I feel like I’m standing on the edge of a cliff – about to throw myself off into the abyss below. No safety net, no idea how far down, no nothing. Just jump, and hope like hell that someone reaches out His hand and catches us.
I’m not sure why I feel this way – this certainly isn’t the first time I’ve taken off for an extended trip.
In 1987 I filled out all the paperwork involved to leave the Peace Corps, pocketed the money they handed me, and headed south. For the next seven months I wandered in Central and South America – and never once felt the uncertainty I feel now. Maybe it’s because I was young and foolish, footloose and fancy-free.
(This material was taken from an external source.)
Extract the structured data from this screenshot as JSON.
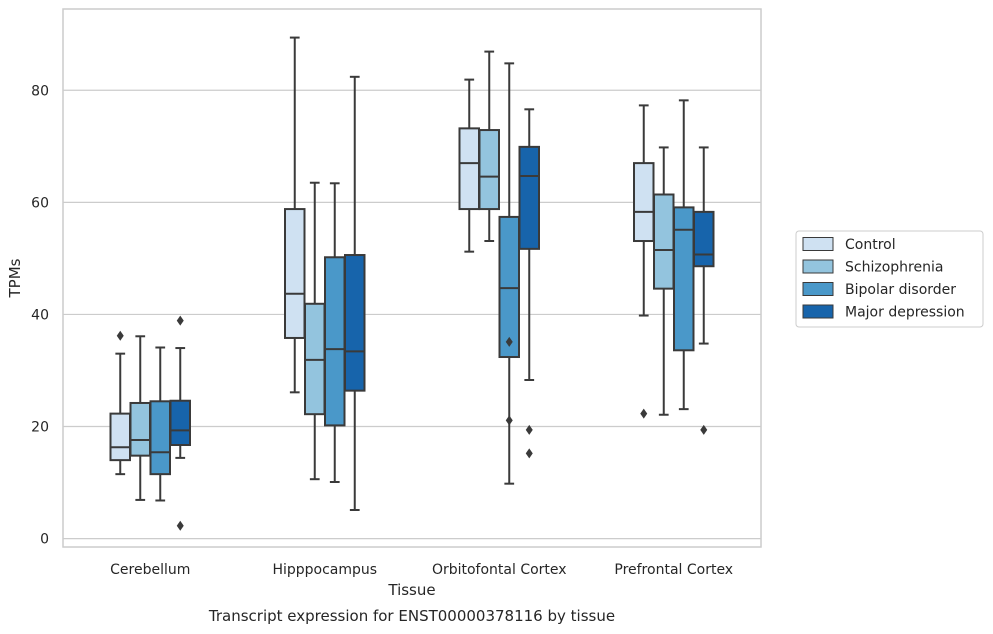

A few years later, in 1990, I did it again. That time I quit my job and boarded a plane with a complete stranger to spend a year biking the Indian Subcontinent with a man I didn’t even know. I arrived into Pakistan with little more than a bike, a sleeping bag, and my dreams. A year later I returned to the USA and married that man.
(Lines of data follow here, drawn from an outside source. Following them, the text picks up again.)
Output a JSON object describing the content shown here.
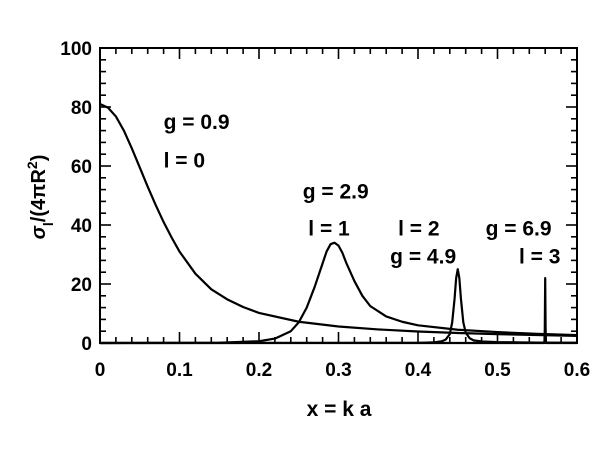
{
  "chart_data": {
    "type": "line",
    "title": "",
    "xlabel": "x = k a",
    "ylabel": "σ_l/(4πR²)",
    "xlim": [
      0,
      0.6
    ],
    "ylim": [
      0,
      100
    ],
    "x_ticks": [
      "0",
      "0.1",
      "0.2",
      "0.3",
      "0.4",
      "0.5",
      "0.6"
    ],
    "y_ticks": [
      "0",
      "20",
      "40",
      "60",
      "80",
      "100"
    ],
    "grid": false,
    "legend": "none",
    "series": [
      {
        "x": [
          0,
          0.01,
          0.02,
          0.03,
          0.04,
          0.05,
          0.06,
          0.07,
          0.08,
          0.09,
          0.1,
          0.12,
          0.14,
          0.16,
          0.18,
          0.2,
          0.25,
          0.3,
          0.35,
          0.4,
          0.45,
          0.5,
          0.55,
          0.6
        ],
        "y": [
          81,
          79.8,
          76.8,
          72,
          66,
          59.5,
          53,
          46.8,
          41,
          35.8,
          31,
          23.5,
          18.2,
          14.8,
          12.2,
          10.2,
          7.2,
          5.6,
          4.6,
          3.9,
          3.4,
          3.0,
          2.7,
          2.4
        ]
      },
      {
        "x": [
          0,
          0.15,
          0.2,
          0.22,
          0.24,
          0.25,
          0.26,
          0.27,
          0.28,
          0.285,
          0.29,
          0.295,
          0.3,
          0.305,
          0.31,
          0.32,
          0.33,
          0.34,
          0.36,
          0.38,
          0.4,
          0.45,
          0.5,
          0.55,
          0.6
        ],
        "y": [
          0,
          0.1,
          0.6,
          1.5,
          4,
          7,
          12,
          19,
          27,
          31,
          33.5,
          34,
          33,
          30.5,
          27,
          21,
          16,
          12.5,
          9,
          7.2,
          6,
          4.5,
          3.7,
          3.1,
          2.7
        ]
      },
      {
        "x": [
          0,
          0.4,
          0.42,
          0.43,
          0.435,
          0.44,
          0.443,
          0.446,
          0.448,
          0.45,
          0.452,
          0.454,
          0.457,
          0.46,
          0.465,
          0.47,
          0.48,
          0.5,
          0.55,
          0.6
        ],
        "y": [
          0,
          0.05,
          0.2,
          0.6,
          1.2,
          3,
          7,
          15,
          22,
          25,
          22,
          15,
          7,
          3.5,
          1.6,
          0.9,
          0.5,
          0.3,
          0.15,
          0.1
        ]
      },
      {
        "x": [
          0,
          0.559,
          0.5595,
          0.56,
          0.5605,
          0.561,
          0.6
        ],
        "y": [
          0,
          0,
          5,
          22,
          5,
          0,
          0
        ]
      }
    ],
    "annotations": [
      {
        "text": "g = 0.9",
        "x": 0.08,
        "y": 72.5
      },
      {
        "text": "l = 0",
        "x": 0.08,
        "y": 59.5
      },
      {
        "text": "g = 2.9",
        "x": 0.255,
        "y": 49
      },
      {
        "text": "l = 1",
        "x": 0.262,
        "y": 36.5
      },
      {
        "text": "l = 2",
        "x": 0.375,
        "y": 36.5
      },
      {
        "text": "g = 4.9",
        "x": 0.365,
        "y": 27
      },
      {
        "text": "g = 6.9",
        "x": 0.485,
        "y": 36.5
      },
      {
        "text": "l = 3",
        "x": 0.527,
        "y": 27
      }
    ]
  }
}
I waited quite a few years before doing it a third time. In 2006 John and I quit our jobs yet again – to cycle around the USA and Mexico with our boys. Even though that was perhaps the most hare-brained scheme we had dreamed up to date, I still wasn’t as nervous as I am now.
One would think that, with all those extended journeys under my belt, I would be a pro at this. The truth of the matter, however, is that I’m scared spitless right now. I’m scared something will go wrong on the flight up to Prudhoe Bay – a piece of luggage will get lost or a bike will arrive damaged. I’m scared this year here in Boise has changed us in some way and we can’t do this any more. But mostly I’m scared that maybe, just maybe, it won’t be as magical as I think it will be.
We made a decision a long time ago that we would call it all off if it ceases to fun at any point. For us, bicycle touring is about fun – and if we can no longer say it is, we’ll stop. This journey isn’t about a goal, it’s not about “getting there” – it’s about the process of getting there. We’re headed out to explore – and all indications show that it will be a fabulous experience. But what if it’s not? Then what?
No, I’m not concerned about “failing” – not at all. In this endeavor, there is no such thing as failure. Even if we were to call it all off tomorrow, it wouldn’t be a failure. We’ve learned and grown from each and every step of our journey so far, and we can never lose that now.
But I’m scared that it just won’t be fun. Maybe I’m being irrational. Maybe I’m not looking at reality. Touring by bike has always been wonderful in the past and I see no reason for it not to be this time – but I still feel like I’m jumping off that cliff. I’m just hoping and praying that God will reach out His hand and hold us up.